Michael's present dispute is different. He does not make great claim that he has lost out financially from the deal with Sony. His suit is much more subtle and, indeed, more significant than the usual run of unscrupulous- management-vs-nave-performer cases that are the pop norm. His argument is that, because of an over-lengthy, over-restrictive contract, Sony has constricted his artistic development, and prefers to see him as the global teen sensation he once was rather than the less financially significant adult entertainer he now thinks of himself as being. This, he reckons, is a battle of art against accountancy.
It sounds precious, but if Michael wins the ramifications, will be enormous. Lengthy contracts will become a thing of the past. Artists will have a footballer's freedom to move between employers. Indeed, Sony's main defence is that if the singer is victorious, the music industry will have to change all its practices. Which, one of Michael's lawyers pointed out, is like plantation owners complaining that the abolition of slavery would mean changes to the cotton business.
The case, like Michael's former partner-in- dance, Andrew Ridgely, has proved to have legs. Every music-business lawyer in Britain has enjoyed five minutes of fame, appearing as an expert witness for one side or the other. Never mind a marathon, this one could run longer than a track by Lynyrd Skynyrd. With no end in sight, his performance this evening will be a pleasant distraction from the lawyers and their bills.

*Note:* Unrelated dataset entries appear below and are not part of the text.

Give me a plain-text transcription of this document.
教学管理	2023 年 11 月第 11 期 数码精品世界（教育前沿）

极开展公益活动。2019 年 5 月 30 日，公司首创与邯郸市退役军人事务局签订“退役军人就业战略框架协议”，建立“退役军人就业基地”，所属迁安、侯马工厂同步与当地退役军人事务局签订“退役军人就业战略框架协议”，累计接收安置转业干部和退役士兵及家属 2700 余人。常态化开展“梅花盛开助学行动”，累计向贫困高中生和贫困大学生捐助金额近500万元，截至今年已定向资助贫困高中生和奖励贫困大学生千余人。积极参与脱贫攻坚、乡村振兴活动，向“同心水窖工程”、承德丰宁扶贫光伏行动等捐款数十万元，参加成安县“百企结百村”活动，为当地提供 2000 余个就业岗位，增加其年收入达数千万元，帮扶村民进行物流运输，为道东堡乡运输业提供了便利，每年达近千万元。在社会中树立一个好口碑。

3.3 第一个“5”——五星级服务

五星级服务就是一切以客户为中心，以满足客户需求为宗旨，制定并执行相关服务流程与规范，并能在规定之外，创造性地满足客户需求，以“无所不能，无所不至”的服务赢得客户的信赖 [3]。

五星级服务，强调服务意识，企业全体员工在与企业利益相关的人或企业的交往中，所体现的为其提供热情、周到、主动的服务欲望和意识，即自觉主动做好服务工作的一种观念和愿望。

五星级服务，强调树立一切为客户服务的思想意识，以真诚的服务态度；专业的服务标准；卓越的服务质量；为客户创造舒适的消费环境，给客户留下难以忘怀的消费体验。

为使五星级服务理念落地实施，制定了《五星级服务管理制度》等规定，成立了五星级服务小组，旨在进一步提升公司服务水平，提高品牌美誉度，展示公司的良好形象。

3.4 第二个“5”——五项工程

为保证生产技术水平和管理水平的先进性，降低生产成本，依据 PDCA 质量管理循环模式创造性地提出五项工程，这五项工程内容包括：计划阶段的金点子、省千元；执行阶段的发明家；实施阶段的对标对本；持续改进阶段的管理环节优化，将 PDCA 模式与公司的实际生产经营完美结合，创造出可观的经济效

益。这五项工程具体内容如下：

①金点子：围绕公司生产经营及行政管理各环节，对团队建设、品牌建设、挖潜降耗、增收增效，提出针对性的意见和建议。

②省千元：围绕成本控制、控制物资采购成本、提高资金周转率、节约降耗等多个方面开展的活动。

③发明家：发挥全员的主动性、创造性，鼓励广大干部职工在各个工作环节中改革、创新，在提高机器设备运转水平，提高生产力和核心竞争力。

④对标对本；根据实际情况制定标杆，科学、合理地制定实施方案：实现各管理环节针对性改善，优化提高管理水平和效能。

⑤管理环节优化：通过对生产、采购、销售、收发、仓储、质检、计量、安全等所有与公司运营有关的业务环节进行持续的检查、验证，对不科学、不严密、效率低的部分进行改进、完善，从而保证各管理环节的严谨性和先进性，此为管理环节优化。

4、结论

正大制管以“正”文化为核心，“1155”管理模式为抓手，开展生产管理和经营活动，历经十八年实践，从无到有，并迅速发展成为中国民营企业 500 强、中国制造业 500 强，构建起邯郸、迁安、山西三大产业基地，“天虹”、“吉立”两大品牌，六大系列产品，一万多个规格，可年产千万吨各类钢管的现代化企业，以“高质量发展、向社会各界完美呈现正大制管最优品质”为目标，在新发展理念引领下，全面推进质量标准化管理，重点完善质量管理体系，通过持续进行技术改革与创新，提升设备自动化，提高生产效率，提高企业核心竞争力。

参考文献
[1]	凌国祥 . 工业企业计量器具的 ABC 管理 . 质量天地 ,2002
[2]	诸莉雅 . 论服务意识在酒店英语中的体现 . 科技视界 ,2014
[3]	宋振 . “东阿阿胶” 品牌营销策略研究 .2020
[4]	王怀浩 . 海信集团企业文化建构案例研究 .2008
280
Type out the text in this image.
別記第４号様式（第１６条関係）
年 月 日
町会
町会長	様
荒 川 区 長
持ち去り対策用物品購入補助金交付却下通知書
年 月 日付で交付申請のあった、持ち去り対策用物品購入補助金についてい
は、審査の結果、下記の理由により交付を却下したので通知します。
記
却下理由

And it will give the star a chance to show the watching world that George Michael has changed. The teen idol who once shoved a shuttlecock down his running shorts in an effort to make 14-year-old females see the quality in his songwriting, now, his admirers attest, is an artist of stature: a pair of lungs to match an enviable ability with a quaver.

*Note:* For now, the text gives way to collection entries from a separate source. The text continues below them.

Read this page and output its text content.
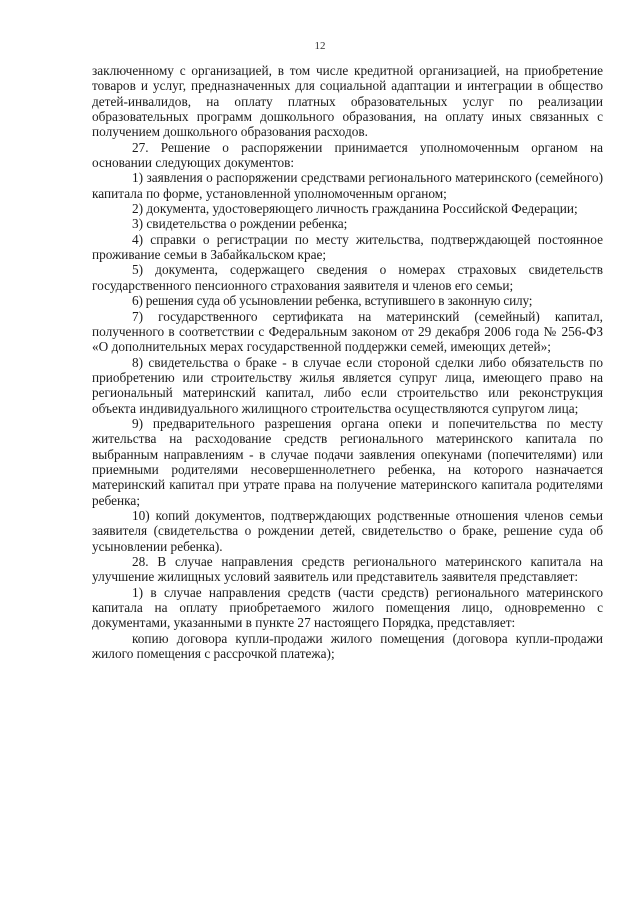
12

заключенному с организацией, в том числе кредитной организацией, на приобретение товаров и услуг, предназначенных для социальной адаптации и интеграции в общество детей-инвалидов, на оплату платных образовательных услуг по реализации образовательных программ дошкольного образования, на оплату иных связанных с получением дошкольного образования расходов.

27. Решение о распоряжении принимается уполномоченным органом на основании следующих документов:

1) заявления о распоряжении средствами регионального материнского (семейного) капитала по форме, установленной уполномоченным органом;

2) документа, удостоверяющего личность гражданина Российской Федерации;

3) свидетельства о рождении ребенка;

4) справки о регистрации по месту жительства, подтверждающей постоянное проживание семьи в Забайкальском крае;

5) документа, содержащего сведения о номерах страховых свидетельств государственного пенсионного страхования заявителя и членов его семьи;

6) решения суда об усыновлении ребенка, вступившего в законную силу;

7) государственного сертификата на материнский (семейный) капитал, полученного в соответствии с Федеральным законом от 29 декабря 2006 года № 256-ФЗ «О дополнительных мерах государственной поддержки семей, имеющих детей»;

8) свидетельства о браке - в случае если стороной сделки либо обязательств по приобретению или строительству жилья является супруг лица, имеющего право на региональный материнский капитал, либо если строительство или реконструкция объекта индивидуального жилищного строительства осуществляются супругом лица;

9) предварительного разрешения органа опеки и попечительства по месту жительства на расходование средств регионального материнского капитала по выбранным направлениям - в случае подачи заявления опекунами (попечителями) или приемными родителями несовершеннолетнего ребенка, на которого назначается материнский капитал при утрате права на получение материнского капитала родителями ребенка;

10) копий документов, подтверждающих родственные отношения членов семьи заявителя (свидетельства о рождении детей, свидетельство о браке, решение суда об усыновлении ребенка).

28. В случае направления средств регионального материнского капитала на улучшение жилищных условий заявитель или представитель заявителя представляет:

1) в случае направления средств (части средств) регионального материнского капитала на оплату приобретаемого жилого помещения лицо, одновременно с документами, указанными в пункте 27 настоящего Порядка, представляет:

копию договора купли-продажи жилого помещения (договора купли-продажи жилого помещения с рассрочкой платежа);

He has been active behind the scenes to ensure the evening is a success. Not for him a quick outing to show his credentials as a member of pop's charitocracy. He has been involved in the planning of this concert from its inception, cajoling the other artists to appear with him.
It could prove quite a pop show. And it is one which, for a change, the lawyers will have to buy tickets.
Jim White's reference to George Michael's first contact with the law ('Pop is beautiful music to legal ears', 1 December 1993) incorrectly stated that a judge released him from his record contract, expressing shock at its terms. In fact, the problem was ultimately resolved by mutual agreement and there was no occasion on which a judge released Mr Michael from his contract and expressed shock at its contents. We apologise for any confusion caused by the error. The contract was described as having all the mutual benefits of one drawn up by a Mafia don. The Mafia of course had nothing to do with the matter.